🤖 AI Summary
Culture critic Zeba Blay warns that a new wave of hyperreal AI “influencers” — lifelike Black female avatars populating TikTok, Instagram and YouTube — is reviving digital blackface under the guise of engagement-driven content. Using generative video models (examples named include Veo and Sora 2), creators can synthesize viral clips from a few prompts, producing uncanny faces that perform caricatured Black femininity, use tokenized AAVE, and push shop-and-aspirational scripts. Meta’s 2023 experiment “Liv” — an AI persona with inconsistent backstory and stereotyped language — exemplifies how these systems reproduce developers’ biases, prioritize engagement over truth, and monetize Black expression without accountability.
The piece situates this as an extension of historical minstrelsy and a technical problem of dataset and design bias: generative models trained and deployed by overwhelmingly non-Black teams can produce inauthentic, dehumanizing outputs that scale harmful stereotypes.
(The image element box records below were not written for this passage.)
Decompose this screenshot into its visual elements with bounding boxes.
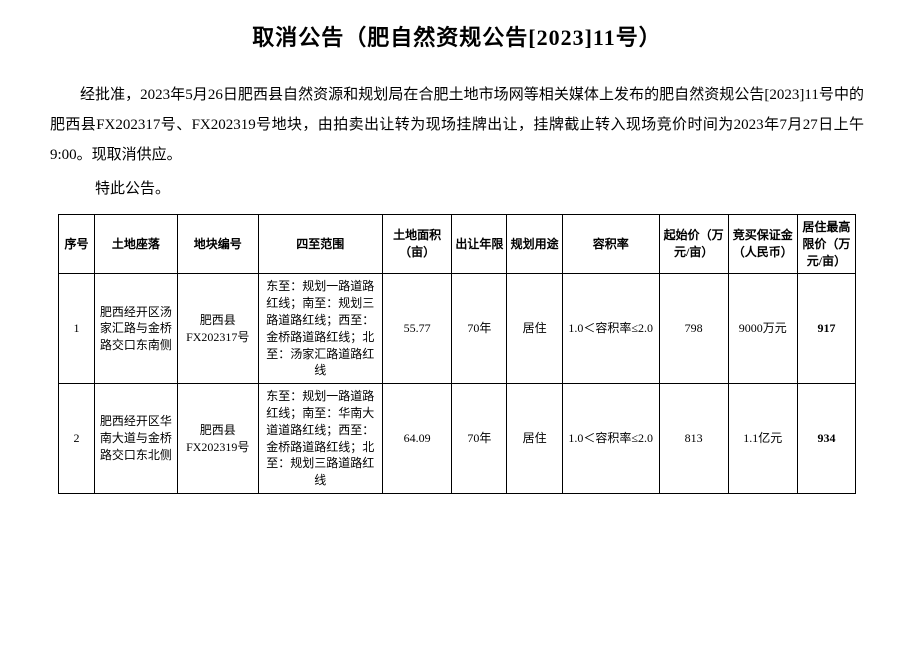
closing-statement: 特此公告。	[50, 174, 864, 204]
cell-use: 居住	[507, 274, 562, 384]
table-row: 1 肥西经开区汤家汇路与金桥路交口东南侧 肥西县FX202317号 东至：规划一…	[59, 274, 856, 384]
header-max: 居住最高限价（万元/亩）	[797, 215, 855, 274]
land-parcel-table: 序号 土地座落 地块编号 四至范围 土地面积（亩） 出让年限 规划用途 容积率 …	[58, 214, 856, 494]
cell-max: 934	[797, 384, 855, 494]
cell-location: 肥西经开区华南大道与金桥路交口东北侧	[94, 384, 177, 494]
cell-range: 东至：规划一路道路红线；南至：规划三路道路红线；西至：金桥路道路红线；北至：汤家…	[258, 274, 382, 384]
header-deposit: 竞买保证金（人民币）	[728, 215, 797, 274]
cell-use: 居住	[507, 384, 562, 494]
cell-block: 肥西县FX202317号	[177, 274, 258, 384]
cell-deposit: 1.1亿元	[728, 384, 797, 494]
cell-block: 肥西县FX202319号	[177, 384, 258, 494]
cell-deposit: 9000万元	[728, 274, 797, 384]
cell-area: 55.77	[383, 274, 452, 384]
document-title: 取消公告（肥自然资规公告[2023]11号）	[50, 20, 864, 52]
cell-price: 813	[659, 384, 728, 494]
header-area: 土地面积（亩）	[383, 215, 452, 274]
header-seq: 序号	[59, 215, 95, 274]
cell-seq: 2	[59, 384, 95, 494]
cell-ratio: 1.0＜容积率≤2.0	[562, 274, 659, 384]
header-range: 四至范围	[258, 215, 382, 274]
header-ratio: 容积率	[562, 215, 659, 274]
cell-max: 917	[797, 274, 855, 384]
cell-term: 70年	[452, 384, 507, 494]
header-location: 土地座落	[94, 215, 177, 274]
cell-ratio: 1.0＜容积率≤2.0	[562, 384, 659, 494]
cell-seq: 1	[59, 274, 95, 384]
cell-range: 东至：规划一路道路红线；南至：华南大道道路红线；西至：金桥路道路红线；北至：规划…	[258, 384, 382, 494]
header-block: 地块编号	[177, 215, 258, 274]
table-header-row: 序号 土地座落 地块编号 四至范围 土地面积（亩） 出让年限 规划用途 容积率 …	[59, 215, 856, 274]
header-use: 规划用途	[507, 215, 562, 274]
paragraph-1: 经批准，2023年5月26日肥西县自然资源和规划局在合肥土地市场网等相关媒体上发…	[50, 80, 864, 170]
table-container: 序号 土地座落 地块编号 四至范围 土地面积（亩） 出让年限 规划用途 容积率 …	[50, 214, 864, 494]
cell-area: 64.09	[383, 384, 452, 494]
cell-price: 798	[659, 274, 728, 384]
cell-location: 肥西经开区汤家汇路与金桥路交口东南侧	[94, 274, 177, 384]
header-price: 起始价（万元/亩）	[659, 215, 728, 274]
cell-term: 70年	[452, 274, 507, 384]
header-term: 出让年限	[452, 215, 507, 274]
table-row: 2 肥西经开区华南大道与金桥路交口东北侧 肥西县FX202319号 东至：规划一…	[59, 384, 856, 494]
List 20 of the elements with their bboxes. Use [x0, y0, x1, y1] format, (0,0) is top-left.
Implications include reputational harm, cultural extraction for profit, distorted labor markets for real creators, and environmental costs from data-center demands. Blay and quoted scholars urge transparency, regulation, and platform responsibility, plus supporting real creators — while noting the fraught ethics when Black people themselves participate to survive an exploitative attention economy.